May 23, 10.11am
The Tesco in our town is very small and pretty crap, so I very rarely visit it. But this morning I needed to get some coriander (for a pesto to go with some haddock I bought in the fishmonger across the road). It is one of the secrets of the success of Tesco that customers end up buying stuff they hadn't gone into because it is skilfully merchandised in key areas of the store. And it worked this morning as I ended up spending £8.97 on a Promise Me by Harlan Coben, the long-awaited (by me anyway) return of Myron Bolitar, wise-cracking, mystery-solving agent of sporting superstars.
This is the first time (I can recall) that I have bought a book from a supermarket. Although you read a lot about how independent bookstores are struggling to compete with discounting supermarkets, I have always wondered if it was really true. I buy more books than just about anyone I know and I don't buy from them (although I do buy from Amazon - although rarely on price, just convenience) so I started speculating about whether this might just be a myth that's become accepted as a truth. The supermarket I do frequent more regularly doesn't sell books at all, except during Harry Potter season.( There was a fabulous article in yesterday's Guardian on the future of independent book retailers which started me thinking on this.)
But having bought Promise Me without even really thinking about it, I think I can see the point. Although I didn't look at the price until I'd finished buying, at £8.97 it is cheaper than Amazon, if only by 2p (plus the postage, I suppose) and is probably only a couple of quid more than back catalogue paperbacks would be in the town's independent store, and probably five less than this book. Bizarrely, the book came packaged with a free torch. I'm not sure if this is to facilitate reading after my wife has ordered lights out or because it will help me solve some clue later in the book, and I don't suppose I'll ever find out.

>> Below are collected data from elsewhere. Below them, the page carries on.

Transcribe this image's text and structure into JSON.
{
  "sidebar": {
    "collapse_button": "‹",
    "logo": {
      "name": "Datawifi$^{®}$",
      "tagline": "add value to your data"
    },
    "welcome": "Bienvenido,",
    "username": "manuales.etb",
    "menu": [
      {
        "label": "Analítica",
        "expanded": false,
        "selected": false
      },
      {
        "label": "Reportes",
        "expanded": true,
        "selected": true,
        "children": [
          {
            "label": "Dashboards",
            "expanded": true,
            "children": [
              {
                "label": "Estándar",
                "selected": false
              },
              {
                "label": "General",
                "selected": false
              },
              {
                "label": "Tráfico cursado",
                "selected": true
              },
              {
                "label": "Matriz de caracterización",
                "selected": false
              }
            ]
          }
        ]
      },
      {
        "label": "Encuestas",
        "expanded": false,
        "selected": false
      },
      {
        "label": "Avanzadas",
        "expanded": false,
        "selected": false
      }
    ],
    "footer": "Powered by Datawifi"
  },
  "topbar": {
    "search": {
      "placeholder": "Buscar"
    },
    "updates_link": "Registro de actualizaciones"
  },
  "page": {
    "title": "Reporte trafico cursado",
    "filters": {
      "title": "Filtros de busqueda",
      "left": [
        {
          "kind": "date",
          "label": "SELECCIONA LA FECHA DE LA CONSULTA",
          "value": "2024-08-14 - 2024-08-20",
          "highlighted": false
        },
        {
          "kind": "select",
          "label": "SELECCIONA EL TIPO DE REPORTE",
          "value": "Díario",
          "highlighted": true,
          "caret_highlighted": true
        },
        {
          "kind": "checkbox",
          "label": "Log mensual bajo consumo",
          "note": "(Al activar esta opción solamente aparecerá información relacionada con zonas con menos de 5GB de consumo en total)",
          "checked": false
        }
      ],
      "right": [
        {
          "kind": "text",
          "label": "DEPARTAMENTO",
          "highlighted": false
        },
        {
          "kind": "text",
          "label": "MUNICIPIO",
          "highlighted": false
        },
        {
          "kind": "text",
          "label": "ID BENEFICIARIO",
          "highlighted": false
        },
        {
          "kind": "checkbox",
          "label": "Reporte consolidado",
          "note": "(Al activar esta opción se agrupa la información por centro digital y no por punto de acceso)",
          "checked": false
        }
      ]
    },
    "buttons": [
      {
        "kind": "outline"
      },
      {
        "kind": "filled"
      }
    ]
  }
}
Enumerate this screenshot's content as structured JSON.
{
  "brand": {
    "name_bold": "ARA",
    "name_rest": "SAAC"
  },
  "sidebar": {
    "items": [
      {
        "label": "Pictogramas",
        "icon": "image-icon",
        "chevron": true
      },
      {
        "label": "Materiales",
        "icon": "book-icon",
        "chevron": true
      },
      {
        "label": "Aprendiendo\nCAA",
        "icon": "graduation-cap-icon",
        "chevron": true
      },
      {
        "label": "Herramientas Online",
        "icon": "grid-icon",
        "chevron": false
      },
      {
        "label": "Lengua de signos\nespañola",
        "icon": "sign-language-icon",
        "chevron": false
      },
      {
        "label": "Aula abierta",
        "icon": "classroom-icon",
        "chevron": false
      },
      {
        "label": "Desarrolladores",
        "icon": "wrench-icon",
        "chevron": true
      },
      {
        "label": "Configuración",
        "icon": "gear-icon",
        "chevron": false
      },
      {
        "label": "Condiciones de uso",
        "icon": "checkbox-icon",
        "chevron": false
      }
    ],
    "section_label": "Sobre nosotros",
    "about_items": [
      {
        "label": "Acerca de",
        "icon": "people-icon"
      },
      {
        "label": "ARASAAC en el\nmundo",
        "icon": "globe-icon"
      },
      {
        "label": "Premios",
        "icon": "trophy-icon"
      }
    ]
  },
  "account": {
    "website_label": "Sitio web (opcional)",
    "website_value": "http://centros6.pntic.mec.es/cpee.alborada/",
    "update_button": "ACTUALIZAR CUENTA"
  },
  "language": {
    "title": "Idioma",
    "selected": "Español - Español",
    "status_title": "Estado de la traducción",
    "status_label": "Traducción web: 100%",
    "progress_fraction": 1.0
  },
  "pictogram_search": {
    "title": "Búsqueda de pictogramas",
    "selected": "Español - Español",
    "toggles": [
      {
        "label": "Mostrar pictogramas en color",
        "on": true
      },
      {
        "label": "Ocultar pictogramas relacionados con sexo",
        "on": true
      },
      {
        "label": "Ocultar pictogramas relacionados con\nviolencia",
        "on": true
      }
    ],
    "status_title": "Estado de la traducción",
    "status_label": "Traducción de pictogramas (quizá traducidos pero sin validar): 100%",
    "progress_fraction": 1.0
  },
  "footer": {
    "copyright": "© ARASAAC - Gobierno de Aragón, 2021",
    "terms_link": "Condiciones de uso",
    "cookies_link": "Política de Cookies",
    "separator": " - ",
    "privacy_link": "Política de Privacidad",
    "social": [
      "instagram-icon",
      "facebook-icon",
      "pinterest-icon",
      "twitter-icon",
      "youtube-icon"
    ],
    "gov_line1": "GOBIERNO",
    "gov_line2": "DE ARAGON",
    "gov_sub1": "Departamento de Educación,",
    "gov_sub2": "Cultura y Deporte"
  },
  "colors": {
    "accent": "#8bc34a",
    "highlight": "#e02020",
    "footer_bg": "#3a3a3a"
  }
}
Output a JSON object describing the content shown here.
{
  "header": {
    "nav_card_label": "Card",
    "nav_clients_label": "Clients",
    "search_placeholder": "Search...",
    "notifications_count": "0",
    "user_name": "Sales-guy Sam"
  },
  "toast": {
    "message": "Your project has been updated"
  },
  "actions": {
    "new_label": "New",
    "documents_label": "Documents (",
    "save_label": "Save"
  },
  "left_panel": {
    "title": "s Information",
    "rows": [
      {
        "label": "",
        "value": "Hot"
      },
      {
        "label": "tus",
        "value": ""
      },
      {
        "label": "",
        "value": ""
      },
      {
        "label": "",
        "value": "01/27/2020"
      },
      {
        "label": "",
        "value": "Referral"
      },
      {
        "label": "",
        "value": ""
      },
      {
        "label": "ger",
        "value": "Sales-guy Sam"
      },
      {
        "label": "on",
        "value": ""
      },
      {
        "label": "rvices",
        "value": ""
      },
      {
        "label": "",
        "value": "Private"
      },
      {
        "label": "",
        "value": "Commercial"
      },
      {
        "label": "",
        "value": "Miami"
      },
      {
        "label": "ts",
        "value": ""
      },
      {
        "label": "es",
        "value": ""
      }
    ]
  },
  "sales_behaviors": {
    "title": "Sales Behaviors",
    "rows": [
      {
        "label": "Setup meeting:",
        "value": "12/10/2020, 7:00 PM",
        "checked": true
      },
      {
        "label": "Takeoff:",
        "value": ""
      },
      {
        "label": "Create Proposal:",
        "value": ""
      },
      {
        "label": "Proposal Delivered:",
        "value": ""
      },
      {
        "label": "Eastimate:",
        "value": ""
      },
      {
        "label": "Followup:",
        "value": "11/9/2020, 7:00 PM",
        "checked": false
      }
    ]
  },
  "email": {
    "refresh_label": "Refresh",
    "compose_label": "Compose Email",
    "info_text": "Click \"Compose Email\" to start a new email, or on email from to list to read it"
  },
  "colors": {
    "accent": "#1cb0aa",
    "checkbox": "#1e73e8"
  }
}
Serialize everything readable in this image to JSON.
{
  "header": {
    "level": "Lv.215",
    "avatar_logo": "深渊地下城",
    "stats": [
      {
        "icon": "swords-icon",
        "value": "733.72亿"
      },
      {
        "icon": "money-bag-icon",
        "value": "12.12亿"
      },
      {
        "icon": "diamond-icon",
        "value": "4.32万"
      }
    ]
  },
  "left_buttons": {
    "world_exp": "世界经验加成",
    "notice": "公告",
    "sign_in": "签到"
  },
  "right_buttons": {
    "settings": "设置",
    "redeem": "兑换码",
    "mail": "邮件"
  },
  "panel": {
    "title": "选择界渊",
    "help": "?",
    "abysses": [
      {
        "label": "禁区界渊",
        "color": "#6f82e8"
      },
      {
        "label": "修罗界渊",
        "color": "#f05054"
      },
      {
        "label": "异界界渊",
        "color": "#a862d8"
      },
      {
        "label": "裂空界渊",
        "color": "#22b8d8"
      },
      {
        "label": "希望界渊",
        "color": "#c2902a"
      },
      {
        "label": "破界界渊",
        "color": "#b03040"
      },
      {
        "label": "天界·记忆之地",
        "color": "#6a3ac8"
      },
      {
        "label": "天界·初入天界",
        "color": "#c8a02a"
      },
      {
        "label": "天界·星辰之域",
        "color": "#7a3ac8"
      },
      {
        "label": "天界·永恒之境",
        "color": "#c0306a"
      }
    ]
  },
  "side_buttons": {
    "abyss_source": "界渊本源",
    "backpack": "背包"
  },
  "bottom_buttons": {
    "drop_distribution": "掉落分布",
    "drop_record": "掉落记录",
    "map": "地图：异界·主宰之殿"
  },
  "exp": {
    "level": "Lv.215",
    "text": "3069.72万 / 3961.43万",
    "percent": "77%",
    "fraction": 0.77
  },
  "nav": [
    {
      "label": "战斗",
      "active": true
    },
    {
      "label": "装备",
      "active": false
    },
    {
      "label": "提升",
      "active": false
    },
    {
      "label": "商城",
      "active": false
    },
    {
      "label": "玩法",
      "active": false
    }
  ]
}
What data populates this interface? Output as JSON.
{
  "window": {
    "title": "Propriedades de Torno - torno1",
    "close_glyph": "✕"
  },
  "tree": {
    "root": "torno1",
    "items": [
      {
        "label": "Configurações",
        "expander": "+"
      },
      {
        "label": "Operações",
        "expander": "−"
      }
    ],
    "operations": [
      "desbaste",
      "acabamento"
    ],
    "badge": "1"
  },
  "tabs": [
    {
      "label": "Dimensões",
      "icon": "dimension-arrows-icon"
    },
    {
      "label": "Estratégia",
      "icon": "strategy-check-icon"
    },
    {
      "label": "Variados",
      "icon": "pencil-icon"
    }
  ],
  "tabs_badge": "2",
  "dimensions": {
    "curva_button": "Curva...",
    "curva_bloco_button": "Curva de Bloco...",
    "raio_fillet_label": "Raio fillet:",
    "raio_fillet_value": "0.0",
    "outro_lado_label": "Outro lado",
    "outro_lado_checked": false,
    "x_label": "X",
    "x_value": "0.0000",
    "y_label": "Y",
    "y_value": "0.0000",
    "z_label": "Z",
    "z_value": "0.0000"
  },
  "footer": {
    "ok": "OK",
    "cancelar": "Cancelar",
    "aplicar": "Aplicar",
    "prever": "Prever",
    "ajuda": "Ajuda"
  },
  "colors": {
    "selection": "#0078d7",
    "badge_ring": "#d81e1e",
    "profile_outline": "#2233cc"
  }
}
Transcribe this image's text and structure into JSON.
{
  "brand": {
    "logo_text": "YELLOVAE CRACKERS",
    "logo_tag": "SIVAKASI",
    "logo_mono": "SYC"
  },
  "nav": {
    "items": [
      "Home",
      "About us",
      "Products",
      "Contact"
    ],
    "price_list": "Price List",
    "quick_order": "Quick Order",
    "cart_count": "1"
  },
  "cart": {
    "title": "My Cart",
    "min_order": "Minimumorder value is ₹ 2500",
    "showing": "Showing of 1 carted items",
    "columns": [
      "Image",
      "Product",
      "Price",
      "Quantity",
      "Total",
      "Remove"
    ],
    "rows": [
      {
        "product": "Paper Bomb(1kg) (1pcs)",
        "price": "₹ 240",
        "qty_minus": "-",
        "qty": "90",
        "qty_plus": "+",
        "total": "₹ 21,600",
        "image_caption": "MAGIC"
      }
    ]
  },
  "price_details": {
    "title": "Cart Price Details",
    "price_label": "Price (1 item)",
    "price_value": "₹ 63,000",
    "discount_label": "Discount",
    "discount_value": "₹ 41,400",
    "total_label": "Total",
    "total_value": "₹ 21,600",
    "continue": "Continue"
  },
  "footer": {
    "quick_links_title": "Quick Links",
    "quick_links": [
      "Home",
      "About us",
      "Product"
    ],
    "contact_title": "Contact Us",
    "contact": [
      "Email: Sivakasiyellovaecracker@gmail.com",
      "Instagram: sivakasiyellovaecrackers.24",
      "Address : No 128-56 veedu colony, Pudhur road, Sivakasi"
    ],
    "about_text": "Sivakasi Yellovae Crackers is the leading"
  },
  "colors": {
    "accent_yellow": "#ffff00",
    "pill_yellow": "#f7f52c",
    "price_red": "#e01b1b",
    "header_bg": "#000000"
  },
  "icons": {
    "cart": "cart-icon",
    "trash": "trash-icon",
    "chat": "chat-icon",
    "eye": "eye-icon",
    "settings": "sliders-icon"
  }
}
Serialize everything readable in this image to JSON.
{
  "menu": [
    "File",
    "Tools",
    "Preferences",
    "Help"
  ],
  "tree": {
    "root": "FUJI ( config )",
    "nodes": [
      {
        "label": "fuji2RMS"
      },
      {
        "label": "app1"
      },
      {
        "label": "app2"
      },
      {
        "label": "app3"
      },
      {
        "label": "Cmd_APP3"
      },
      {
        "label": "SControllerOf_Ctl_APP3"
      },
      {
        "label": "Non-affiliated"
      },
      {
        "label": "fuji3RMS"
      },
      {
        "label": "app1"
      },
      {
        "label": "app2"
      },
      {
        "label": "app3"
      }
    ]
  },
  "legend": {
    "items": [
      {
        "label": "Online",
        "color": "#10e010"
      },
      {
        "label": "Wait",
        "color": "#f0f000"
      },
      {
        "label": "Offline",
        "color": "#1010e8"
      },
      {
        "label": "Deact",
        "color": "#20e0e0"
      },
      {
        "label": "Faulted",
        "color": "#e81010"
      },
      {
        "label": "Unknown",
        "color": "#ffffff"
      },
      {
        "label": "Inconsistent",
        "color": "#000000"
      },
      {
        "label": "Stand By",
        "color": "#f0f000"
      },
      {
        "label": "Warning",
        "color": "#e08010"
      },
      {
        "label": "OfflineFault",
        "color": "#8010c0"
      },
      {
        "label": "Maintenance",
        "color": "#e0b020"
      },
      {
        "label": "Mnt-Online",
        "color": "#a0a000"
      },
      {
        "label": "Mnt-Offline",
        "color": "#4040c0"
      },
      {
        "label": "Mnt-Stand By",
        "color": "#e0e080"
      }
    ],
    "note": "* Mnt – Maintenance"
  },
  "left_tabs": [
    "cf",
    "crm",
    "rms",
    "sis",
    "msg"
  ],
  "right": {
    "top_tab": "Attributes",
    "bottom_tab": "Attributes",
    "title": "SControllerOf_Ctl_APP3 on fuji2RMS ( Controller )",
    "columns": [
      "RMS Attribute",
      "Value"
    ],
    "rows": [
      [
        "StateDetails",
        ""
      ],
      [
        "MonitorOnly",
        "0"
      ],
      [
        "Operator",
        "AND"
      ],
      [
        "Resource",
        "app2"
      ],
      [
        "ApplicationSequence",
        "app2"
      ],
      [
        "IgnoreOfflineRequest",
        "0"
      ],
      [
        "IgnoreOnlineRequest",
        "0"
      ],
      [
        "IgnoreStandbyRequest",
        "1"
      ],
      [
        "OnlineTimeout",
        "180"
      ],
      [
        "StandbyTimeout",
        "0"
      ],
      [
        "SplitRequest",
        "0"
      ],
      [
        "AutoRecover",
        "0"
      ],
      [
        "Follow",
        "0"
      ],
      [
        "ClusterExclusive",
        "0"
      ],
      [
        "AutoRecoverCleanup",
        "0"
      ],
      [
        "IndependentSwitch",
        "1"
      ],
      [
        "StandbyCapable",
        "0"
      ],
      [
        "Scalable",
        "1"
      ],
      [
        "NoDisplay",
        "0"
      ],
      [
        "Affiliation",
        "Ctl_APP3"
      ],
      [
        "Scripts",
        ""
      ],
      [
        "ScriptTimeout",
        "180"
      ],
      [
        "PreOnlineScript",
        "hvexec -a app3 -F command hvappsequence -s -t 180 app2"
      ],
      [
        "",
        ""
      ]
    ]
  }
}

But, even without the torch, I can see that this is a bit of a bargain, and that those shoppers who are more sensible with their money than I am would see Tesco as a good destination for them.
The question now is when can I start reading it. I'm getting close to the end of Pelagia - having finally cracked the name game, and am really enjoying The March which offers a fascinating insight into one of the more controversial issue of the American Civil War: Sherman's destruction of the south.
But I have been waiting for this book since 2002, when during the same visit to Murder One in which I complained to Harlan Coben that Tell No One had kept me up all night, I also complained that he hadn't written any new Myron lately. He didn't appreciate it. One of the others may well have to wait.